Vitupérer, mais pas toucher!

Le footeux s’estimant grugé par l’arbitrage n’a pas droit à la colère mais il peut y succomber: plus ou moins, selon son tempérament et sa capacité à accepter la vanité des choses. Ariel Jacobs ne s’excitera jamais autant que Luis Fernandez! Il existe deux grandes catégories de colères qui explosent. Soit tu ouvres seulement toute grande ta bouche pour en éructer tous les noms d’oiseaux qui te tiennent à coeur. Soit tu en viens aux mains, ce qui ne t’empêche d’ailleurs pas de poursuivre parallèlement tes éructations. Personnellement, si j’avais ce courage doublé d’inconscience qui permet d’arbitrer, je mettrais un point d’honneur à supporter stoïquement les noms d’oiseaux les plus exotiques. Je m’entraînerais même avec assiduité pour pouvoir en supporter davantage à chaque match: conscient que mes décisions les plus impartiales puissent être jugées foireuses par d’aucuns, je tolérerais le pétage de plombs verbal au maximum de mes capacités nerveuses. Par contre, si quelqu’un s’avisait d’OSER TOUCHER MON CORPS, je verrais illico rouge dans ma poche à cartons!
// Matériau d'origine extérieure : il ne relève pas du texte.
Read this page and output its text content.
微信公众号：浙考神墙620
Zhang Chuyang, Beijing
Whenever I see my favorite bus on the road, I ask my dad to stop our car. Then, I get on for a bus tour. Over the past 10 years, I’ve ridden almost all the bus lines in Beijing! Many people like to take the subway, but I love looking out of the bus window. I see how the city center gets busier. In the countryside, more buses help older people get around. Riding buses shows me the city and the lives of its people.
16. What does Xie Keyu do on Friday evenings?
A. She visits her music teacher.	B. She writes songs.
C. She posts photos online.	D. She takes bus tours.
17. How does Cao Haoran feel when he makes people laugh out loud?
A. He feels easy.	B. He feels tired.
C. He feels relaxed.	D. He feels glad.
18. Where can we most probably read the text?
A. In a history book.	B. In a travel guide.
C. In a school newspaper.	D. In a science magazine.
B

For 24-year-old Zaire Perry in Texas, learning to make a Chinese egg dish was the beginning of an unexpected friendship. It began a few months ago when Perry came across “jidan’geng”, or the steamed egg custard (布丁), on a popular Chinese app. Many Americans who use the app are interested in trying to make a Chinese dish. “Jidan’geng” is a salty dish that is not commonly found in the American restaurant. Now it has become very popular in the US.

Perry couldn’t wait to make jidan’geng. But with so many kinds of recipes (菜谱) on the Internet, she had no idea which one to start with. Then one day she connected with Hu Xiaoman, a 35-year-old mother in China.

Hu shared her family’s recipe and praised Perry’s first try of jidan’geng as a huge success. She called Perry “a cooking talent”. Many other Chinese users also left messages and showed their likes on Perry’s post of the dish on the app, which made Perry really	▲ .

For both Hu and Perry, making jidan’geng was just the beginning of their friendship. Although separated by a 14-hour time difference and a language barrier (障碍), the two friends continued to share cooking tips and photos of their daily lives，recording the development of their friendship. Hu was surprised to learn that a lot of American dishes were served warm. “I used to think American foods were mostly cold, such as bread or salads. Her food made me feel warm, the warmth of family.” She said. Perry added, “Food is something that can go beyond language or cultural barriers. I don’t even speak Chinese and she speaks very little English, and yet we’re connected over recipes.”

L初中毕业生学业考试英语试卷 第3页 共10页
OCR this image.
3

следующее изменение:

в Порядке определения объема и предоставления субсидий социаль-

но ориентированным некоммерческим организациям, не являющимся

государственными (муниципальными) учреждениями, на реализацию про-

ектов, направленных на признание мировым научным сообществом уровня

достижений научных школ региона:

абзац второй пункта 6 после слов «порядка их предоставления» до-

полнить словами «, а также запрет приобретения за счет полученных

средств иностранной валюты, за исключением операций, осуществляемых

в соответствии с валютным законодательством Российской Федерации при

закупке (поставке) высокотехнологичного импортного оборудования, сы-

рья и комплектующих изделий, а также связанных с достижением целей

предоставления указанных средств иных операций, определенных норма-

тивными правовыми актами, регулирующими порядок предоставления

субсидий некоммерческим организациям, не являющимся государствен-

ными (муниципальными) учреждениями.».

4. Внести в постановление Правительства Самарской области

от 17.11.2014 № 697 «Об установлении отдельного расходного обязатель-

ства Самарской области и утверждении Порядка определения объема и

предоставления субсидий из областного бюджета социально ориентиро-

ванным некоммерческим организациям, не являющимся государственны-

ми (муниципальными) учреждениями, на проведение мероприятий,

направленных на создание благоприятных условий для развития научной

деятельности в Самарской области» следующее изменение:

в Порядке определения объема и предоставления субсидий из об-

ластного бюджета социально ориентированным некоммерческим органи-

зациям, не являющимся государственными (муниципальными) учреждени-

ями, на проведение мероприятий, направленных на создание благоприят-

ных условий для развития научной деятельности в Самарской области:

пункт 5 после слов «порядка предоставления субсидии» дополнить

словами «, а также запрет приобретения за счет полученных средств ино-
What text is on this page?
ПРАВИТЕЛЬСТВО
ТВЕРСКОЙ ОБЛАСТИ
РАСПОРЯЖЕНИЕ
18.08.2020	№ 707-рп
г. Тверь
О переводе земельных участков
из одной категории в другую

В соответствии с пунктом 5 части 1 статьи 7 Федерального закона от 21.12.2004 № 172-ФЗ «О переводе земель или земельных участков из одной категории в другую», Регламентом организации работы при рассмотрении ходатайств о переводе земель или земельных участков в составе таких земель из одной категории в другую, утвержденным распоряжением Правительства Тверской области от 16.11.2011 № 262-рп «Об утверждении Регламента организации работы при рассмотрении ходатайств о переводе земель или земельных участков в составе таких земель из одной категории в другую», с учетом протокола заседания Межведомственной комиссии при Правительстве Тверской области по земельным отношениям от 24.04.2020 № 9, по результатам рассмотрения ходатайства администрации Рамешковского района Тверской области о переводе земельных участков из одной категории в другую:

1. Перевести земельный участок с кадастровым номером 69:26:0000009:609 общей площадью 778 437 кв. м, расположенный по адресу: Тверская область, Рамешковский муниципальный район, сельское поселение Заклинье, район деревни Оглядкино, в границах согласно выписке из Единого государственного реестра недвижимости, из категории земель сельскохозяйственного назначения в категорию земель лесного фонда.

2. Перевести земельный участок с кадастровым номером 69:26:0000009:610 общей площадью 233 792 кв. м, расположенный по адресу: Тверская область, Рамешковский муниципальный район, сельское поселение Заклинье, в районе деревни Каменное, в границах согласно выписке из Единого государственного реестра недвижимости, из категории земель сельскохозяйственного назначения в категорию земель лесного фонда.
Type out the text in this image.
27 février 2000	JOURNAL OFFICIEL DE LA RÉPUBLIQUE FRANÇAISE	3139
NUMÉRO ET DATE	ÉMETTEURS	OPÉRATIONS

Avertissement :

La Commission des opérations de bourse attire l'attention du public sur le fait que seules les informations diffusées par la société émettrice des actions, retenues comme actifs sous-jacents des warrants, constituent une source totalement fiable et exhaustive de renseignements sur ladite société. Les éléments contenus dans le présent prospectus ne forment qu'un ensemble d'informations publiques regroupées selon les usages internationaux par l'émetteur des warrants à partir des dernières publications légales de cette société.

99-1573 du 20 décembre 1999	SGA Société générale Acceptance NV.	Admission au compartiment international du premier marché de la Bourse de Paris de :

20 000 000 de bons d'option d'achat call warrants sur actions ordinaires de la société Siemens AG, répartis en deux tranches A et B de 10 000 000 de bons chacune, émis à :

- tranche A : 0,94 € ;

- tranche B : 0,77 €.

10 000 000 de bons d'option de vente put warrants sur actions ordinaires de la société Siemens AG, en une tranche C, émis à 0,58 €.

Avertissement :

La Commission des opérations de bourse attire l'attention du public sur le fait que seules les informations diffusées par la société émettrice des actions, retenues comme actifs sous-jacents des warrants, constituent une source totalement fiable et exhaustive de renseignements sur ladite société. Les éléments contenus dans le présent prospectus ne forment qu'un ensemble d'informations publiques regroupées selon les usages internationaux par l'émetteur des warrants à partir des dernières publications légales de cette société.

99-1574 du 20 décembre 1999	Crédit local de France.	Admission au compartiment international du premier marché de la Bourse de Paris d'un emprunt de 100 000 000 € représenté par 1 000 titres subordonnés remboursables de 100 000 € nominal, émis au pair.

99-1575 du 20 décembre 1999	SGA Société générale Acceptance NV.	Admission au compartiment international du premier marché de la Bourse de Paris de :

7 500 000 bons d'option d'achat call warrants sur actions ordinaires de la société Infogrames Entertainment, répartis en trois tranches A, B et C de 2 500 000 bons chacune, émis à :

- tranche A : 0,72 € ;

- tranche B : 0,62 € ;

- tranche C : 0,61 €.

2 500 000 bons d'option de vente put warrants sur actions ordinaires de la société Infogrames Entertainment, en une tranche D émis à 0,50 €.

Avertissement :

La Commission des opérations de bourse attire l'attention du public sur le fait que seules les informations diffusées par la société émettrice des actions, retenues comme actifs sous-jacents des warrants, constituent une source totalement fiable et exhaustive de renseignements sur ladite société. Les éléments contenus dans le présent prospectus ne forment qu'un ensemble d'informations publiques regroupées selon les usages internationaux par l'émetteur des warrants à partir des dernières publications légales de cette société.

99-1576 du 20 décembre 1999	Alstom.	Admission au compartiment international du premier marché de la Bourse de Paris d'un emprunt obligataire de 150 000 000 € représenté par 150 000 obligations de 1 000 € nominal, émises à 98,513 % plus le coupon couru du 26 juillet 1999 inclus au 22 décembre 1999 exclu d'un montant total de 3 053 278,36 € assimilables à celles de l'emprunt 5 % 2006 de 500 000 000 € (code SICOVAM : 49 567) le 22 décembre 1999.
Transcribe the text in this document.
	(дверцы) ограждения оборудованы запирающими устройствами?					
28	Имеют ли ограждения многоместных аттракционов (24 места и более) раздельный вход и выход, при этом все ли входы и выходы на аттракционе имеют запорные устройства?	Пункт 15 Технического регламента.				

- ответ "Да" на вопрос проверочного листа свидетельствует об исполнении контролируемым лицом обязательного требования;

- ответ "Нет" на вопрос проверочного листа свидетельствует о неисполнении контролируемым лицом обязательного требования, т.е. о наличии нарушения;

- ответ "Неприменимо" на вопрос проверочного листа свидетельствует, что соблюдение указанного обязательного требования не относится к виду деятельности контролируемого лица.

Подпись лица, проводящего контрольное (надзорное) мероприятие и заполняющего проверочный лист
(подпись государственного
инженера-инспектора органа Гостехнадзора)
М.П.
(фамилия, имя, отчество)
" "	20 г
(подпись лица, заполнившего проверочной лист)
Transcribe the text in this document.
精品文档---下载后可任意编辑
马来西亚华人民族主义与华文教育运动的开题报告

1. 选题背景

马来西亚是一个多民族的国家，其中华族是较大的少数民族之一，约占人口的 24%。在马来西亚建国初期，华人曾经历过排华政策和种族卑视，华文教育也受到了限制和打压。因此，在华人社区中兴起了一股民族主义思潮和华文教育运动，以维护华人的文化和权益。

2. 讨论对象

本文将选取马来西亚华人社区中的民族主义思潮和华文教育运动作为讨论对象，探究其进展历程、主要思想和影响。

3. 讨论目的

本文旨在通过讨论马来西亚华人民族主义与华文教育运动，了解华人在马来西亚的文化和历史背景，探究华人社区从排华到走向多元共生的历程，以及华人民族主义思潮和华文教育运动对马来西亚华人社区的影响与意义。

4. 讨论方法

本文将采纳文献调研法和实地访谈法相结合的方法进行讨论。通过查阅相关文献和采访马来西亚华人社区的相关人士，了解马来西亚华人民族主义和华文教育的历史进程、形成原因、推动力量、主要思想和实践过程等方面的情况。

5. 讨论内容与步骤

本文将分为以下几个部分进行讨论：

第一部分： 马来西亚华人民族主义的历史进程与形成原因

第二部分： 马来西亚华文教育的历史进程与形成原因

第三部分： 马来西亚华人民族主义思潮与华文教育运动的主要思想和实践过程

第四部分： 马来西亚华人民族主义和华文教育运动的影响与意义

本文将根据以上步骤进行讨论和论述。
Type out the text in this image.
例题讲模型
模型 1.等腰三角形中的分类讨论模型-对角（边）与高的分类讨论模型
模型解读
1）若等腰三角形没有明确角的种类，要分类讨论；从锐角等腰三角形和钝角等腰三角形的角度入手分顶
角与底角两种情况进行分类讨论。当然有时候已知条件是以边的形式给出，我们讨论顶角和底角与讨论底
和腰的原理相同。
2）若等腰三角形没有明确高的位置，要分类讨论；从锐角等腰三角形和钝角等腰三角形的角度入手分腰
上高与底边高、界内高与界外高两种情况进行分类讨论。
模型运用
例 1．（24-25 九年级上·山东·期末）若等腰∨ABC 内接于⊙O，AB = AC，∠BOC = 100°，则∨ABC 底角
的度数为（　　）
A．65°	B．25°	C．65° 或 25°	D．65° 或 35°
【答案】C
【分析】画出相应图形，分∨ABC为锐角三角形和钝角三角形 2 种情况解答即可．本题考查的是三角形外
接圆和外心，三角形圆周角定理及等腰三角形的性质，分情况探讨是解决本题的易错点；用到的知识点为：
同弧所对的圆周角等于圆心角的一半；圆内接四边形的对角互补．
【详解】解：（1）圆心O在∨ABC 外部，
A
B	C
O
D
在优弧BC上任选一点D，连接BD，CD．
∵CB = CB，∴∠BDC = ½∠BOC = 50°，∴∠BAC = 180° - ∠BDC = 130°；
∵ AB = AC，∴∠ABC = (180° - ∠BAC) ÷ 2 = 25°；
Dès lors, soit parce que les avocats belges sont meilleurs, soit parce que les instances fédérales françaises sont moins laxistes, notre Scifo s’en sort bien si l’on compare ses 4 semaines de suspension aux 6 mois de Luis Fernandez: même si son attitude habituelle en bord de terrain n’a rien de comparable avec l’hystérie chronique du clown parisien. Tant mieux pour Enzo, sa mesure habituelle et sa notoriété ont limité les dégâts, on ne peut pas tout dominer du jour au lendemain. Ceci est un apprentissage de plus dans la fonction… à condition de vouloir apprendre: et là, j’ai quelque angoisse si j’en crois ses réactions d’après-sentence.

Envisager l’appel parce que même une suspension d’un match eût été injuste, ou parce que sanctionner pareille attitude implique de sanctionner tous les entraîneurs (dixit Scifo), là, j’en reste plus baba que si Enzo me faisait subir 36 petits ponts sur un seul match!

Je suis persuadé que la poussée d’Enzo était légère, quasi déliée comme l’était son jeu, n’ayant rien d’une attaque sauvage pour réduire l’opposant en purée de méduse. Ce devait être une repoussée, du bout des doigts comme celle du passeur au volley, avec ce zeste d’arrogance signifiant paradoxalement à l’opposant: « Toi surtout, ne me touche pas! ». Eh bien, quand l’opposant est un arbitre, pareille repoussette mérite sanction, Enzo, faut l’admettre: en face de ton honneur, y’a l’honneur d’un autre brave mec à mettre dans la balance.

Je propose donc le type de sanction suivant: durant le match, le quatrième arbitre et le coach suspendu sont enfermés dans le vestiaire, l’un s’assurant bien que l’autre ne puisse rien voir. Ça, ce sera une punition punissante.